Après l’arrestation, en l’espace de 12h, de deux journalistes sénégalais ayant donné la parole à Madiambal Diagne, Reporters sans frontières (Rsf) condamne des “mesures disproportionnées et inquiétantes”. L’organisation appelle les autorités à leur libération immédiate et dénonce une atteinte grave à la liberté d’informer.
À Dakar, le climat médiatique s’assombrit dangereusement. En moins de 24h, deux journalistes de renom — Maïmouna Ndour Faye et Babacar Fall — ont été interpellés après avoir diffusé ou réalisé des interviews de Madiambal Diagne. Ces arrestations, survenues les 28 et 29 octobre, ont provoqué une onde de choc dans le paysage médiatique national et international. L’organisation Reporters sans frontières (Rsf), par la voix de son directeur du bureau Afrique subsaharienne, Sadibou Marong, a fermement condamné ces interpellations. “L’arrestation au sein même des rédactions de deux journalistes et la coupure temporaire des signaux de leurs médias, sans intervention du régulateur de l’audiovisuel, pour avoir donné la parole à une personne sur qui pèse un mandat d’arrêt international, sont des mesures manifestement disproportionnées et inquiétantes”, déclare Rsf, qui appelle à la libération immédiate des deux professionnels.
Une série d’interpellations spectaculaires
Dans la soirée du 28 octobre, des gendarmes se sont présentés dans les locaux de 7Tv pour interpeller Maïmouna Ndour Faye, alors qu’une interview de Madiambal Diagne était en cours de diffusion.
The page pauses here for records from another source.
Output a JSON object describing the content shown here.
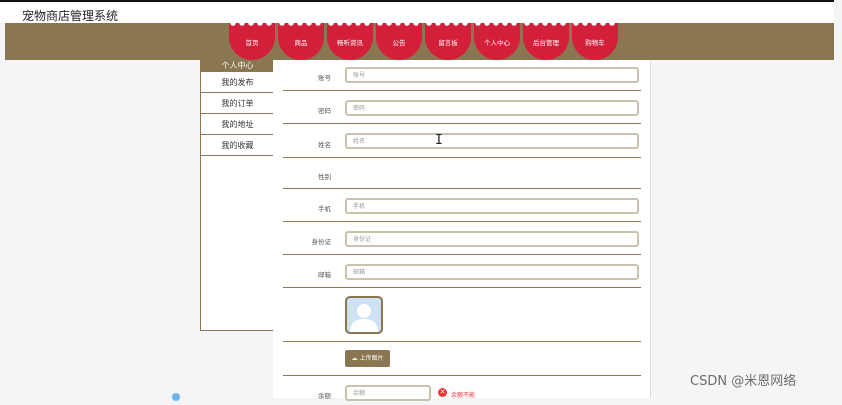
{
  "site": {
    "title": "宠物商店管理系统"
  },
  "nav": {
    "items": [
      "首页",
      "商品",
      "畅听资讯",
      "公告",
      "留言板",
      "个人中心",
      "后台管理",
      "购物车"
    ]
  },
  "sidebar": {
    "header": "个人中心",
    "items": [
      "我的发布",
      "我的订单",
      "我的地址",
      "我的收藏"
    ]
  },
  "form": {
    "account": {
      "label": "账号",
      "placeholder": "账号"
    },
    "password": {
      "label": "密码",
      "placeholder": "密码"
    },
    "name": {
      "label": "姓名",
      "placeholder": "姓名"
    },
    "gender": {
      "label": "性别"
    },
    "phone": {
      "label": "手机",
      "placeholder": "手机"
    },
    "id_card": {
      "label": "身份证",
      "placeholder": "身份证"
    },
    "email": {
      "label": "邮箱",
      "placeholder": "邮箱"
    },
    "upload_button": "上传图片",
    "balance": {
      "label": "余额",
      "placeholder": "余额",
      "error": "余额不能"
    }
  },
  "watermark": "CSDN @米恩网络",
  "colors": {
    "nav_bg": "#8a7650",
    "nav_item": "#d41f3a",
    "accent": "#8a7650"
  },
  "icons": {
    "upload": "cloud-upload-icon",
    "error": "close-circle-icon"
  }
}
Placée en garde à vue à la gendarmerie de Ouakam, la journaliste est poursuivie pour “atteinte à la sûreté de l’État” et “atteinte à l’autorité de la justice”. Le signal de la chaîne a été brutalement interrompu sur les bouquets TNT et Canal+ pendant plusieurs heures — une coupure décidée sans communication officielle du Conseil national de régulation de l’audiovisuel (Cnra), seul habilité à ordonner une telle suspension.
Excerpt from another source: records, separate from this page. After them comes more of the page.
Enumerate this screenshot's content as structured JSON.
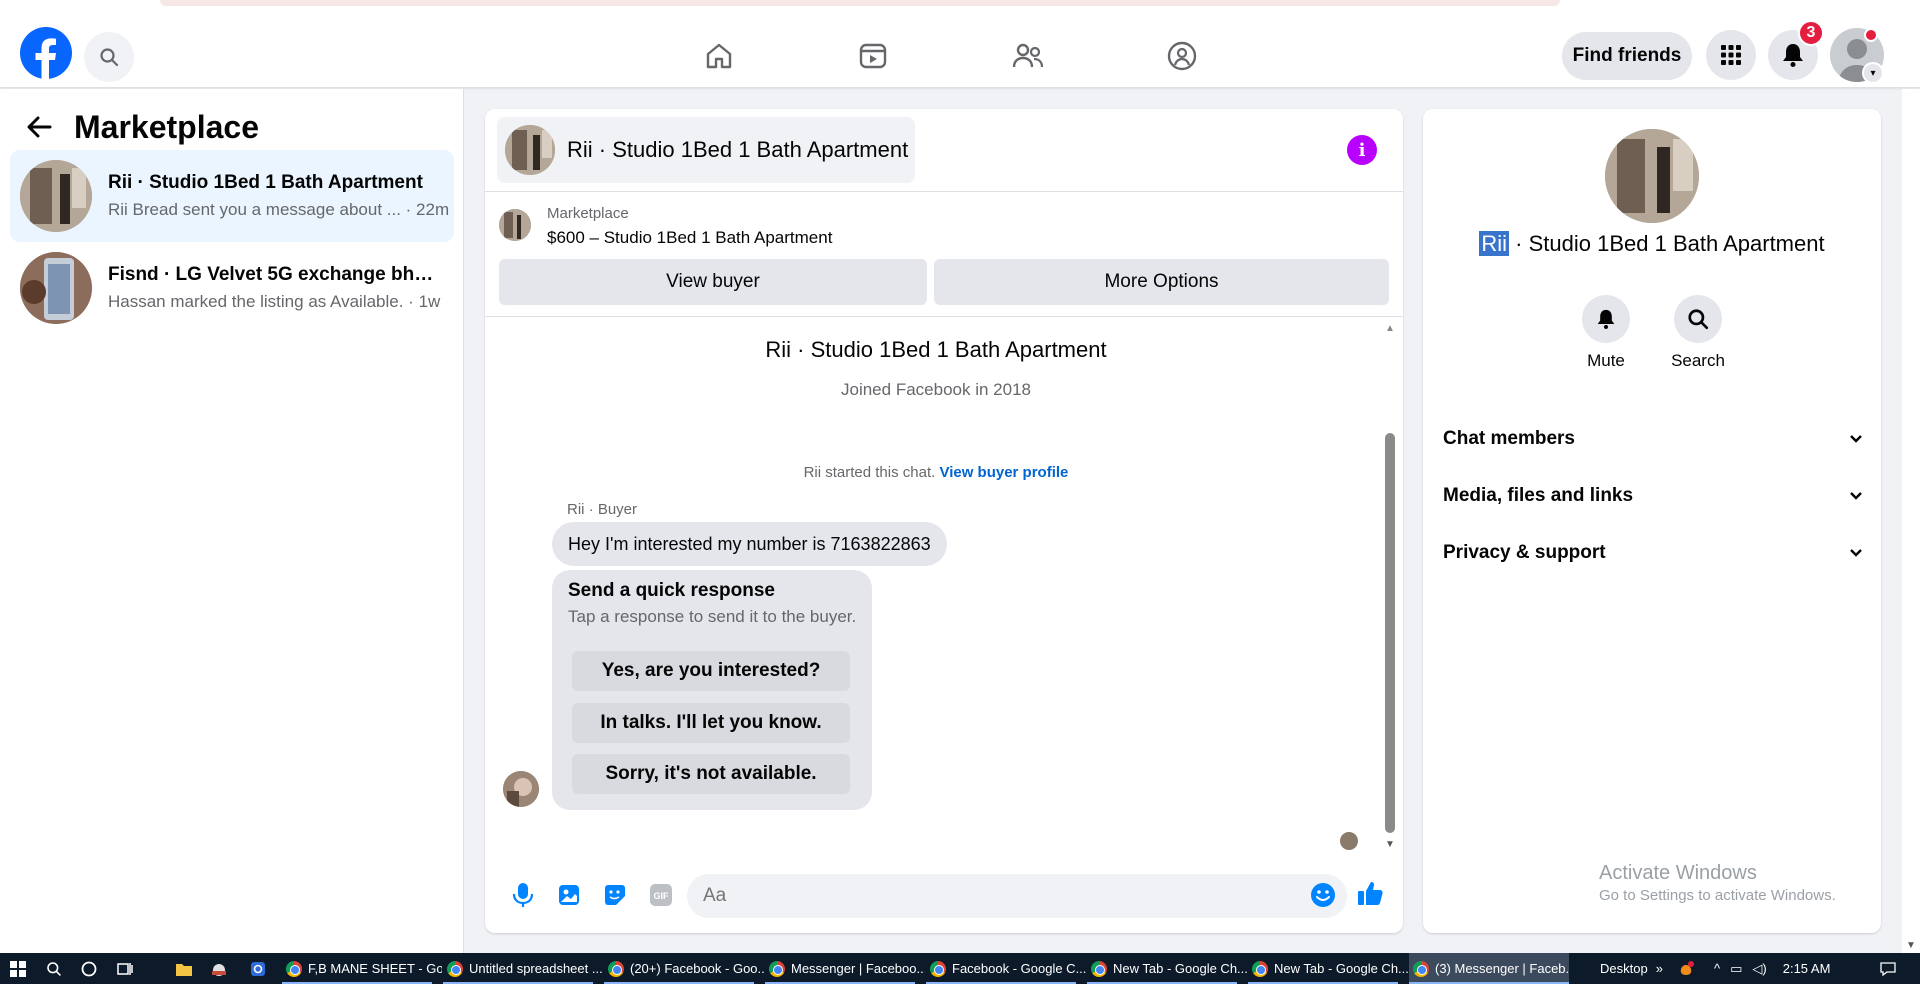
{
  "header": {
    "find_friends": "Find friends",
    "notification_count": "3",
    "icons": [
      "facebook-logo",
      "search-icon",
      "home-icon",
      "video-icon",
      "friends-icon",
      "groups-icon",
      "menu-grid-icon",
      "bell-icon"
    ]
  },
  "sidebar": {
    "title": "Marketplace",
    "conversations": [
      {
        "title": "Rii · Studio 1Bed 1 Bath Apartment",
        "preview": "Rii Bread sent you a message about ... · 22m"
      },
      {
        "title": "Fisnd · LG Velvet 5G exchange bhi ...",
        "preview": "Hassan marked the listing as Available. · 1w"
      }
    ]
  },
  "chat": {
    "title": "Rii · Studio 1Bed 1 Bath Apartment",
    "listing_label": "Marketplace",
    "listing_price": "$600 – Studio 1Bed 1 Bath Apartment",
    "view_buyer": "View buyer",
    "more_options": "More Options",
    "profile_name": "Rii · Studio 1Bed 1 Bath Apartment",
    "joined": "Joined Facebook in 2018",
    "started_text": "Rii started this chat.",
    "view_buyer_profile": "View buyer profile",
    "sender_label": "Rii · Buyer",
    "message": "Hey I'm interested my number is 7163822863",
    "quick_title": "Send a quick response",
    "quick_sub": "Tap a response to send it to the buyer.",
    "quick_replies": [
      "Yes, are you interested?",
      "In talks. I'll let you know.",
      "Sorry, it's not available."
    ],
    "composer_placeholder": "Aa"
  },
  "right_panel": {
    "title_highlight": "Rii",
    "title_rest": " · Studio 1Bed 1 Bath Apartment",
    "mute": "Mute",
    "search": "Search",
    "sections": [
      "Chat members",
      "Media, files and links",
      "Privacy & support"
    ],
    "activate_title": "Activate Windows",
    "activate_sub": "Go to Settings to activate Windows."
  },
  "taskbar": {
    "apps": [
      "F,B MANE SHEET - Go...",
      "Untitled spreadsheet ...",
      "(20+) Facebook - Goo...",
      "Messenger | Faceboo...",
      "Facebook - Google C...",
      "New Tab - Google Ch...",
      "New Tab - Google Ch...",
      "(3) Messenger | Faceb..."
    ],
    "desktop": "Desktop",
    "time": "2:15 AM"
  },
  "colors": {
    "brand": "#0866ff",
    "info": "#b800ff",
    "link": "#0064d1",
    "badge": "#e41e3f"
  }
}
Le lendemain matin, le 29 octobre, c’est au tour de Babacar Fall d’être arrêté à son poste de travail après un entretien accordé à Madiambal Diagne. Les journalistes Cheikh Tidiane Diagne et Abdou Thiam, technicien de la même station, ont également été interpellés avant d’être relâchés quelques heures plus tard. Le signal de Télé Futurs Médias (Tfm), appartenant au même groupe, a lui aussi été brièvement interrompu.
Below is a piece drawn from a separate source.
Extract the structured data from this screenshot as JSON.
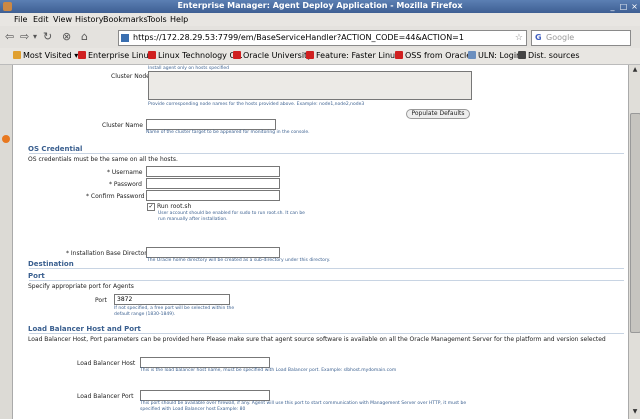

Une dérive qui inquiète les défenseurs de la presse
Pour Rsf, ces interpellations constituent un grave précédent. L’organisation dénonce l’usage abusif des forces de sécurité et le contournement des mécanismes de régulation prévus par la loi. “Le Cnra n’a pas été saisi, ni consulté, alors qu’il s’agit de l’organe compétent en matière de sanctions contre les médias audiovisuels. Nous assistons à une ingérence directe du pouvoir exécutif dans le travail journalistique”, estime un proche du dossier cité par Rsf.
Le communiqué rappelle également que ces arrestations surviennent au lendemain de l’ouverture du Salon international des médias d’Afrique, un événement organisé par le gouvernement sénégalais pour célébrer la liberté de la presse et l’innovation médiatique sur le continent. Une ironie qui n’échappe à personne. “Ces méthodes de coercition contrastent violemment avec les discours officiels vantant le pluralisme et la liberté d’expression”, souligne Rsf.
Selon Rsf, le secret de l’instruction ne saurait lier le journaliste, encore moins justifier des arrestations ou des coupures arbitraires de médias. L’organisation rappelle que la liberté d’informer et le pluralisme des opinions constituent des principes constitutionnels au Sénégal, garantis également par la Charte africaine des droits de l’homme et des peuples.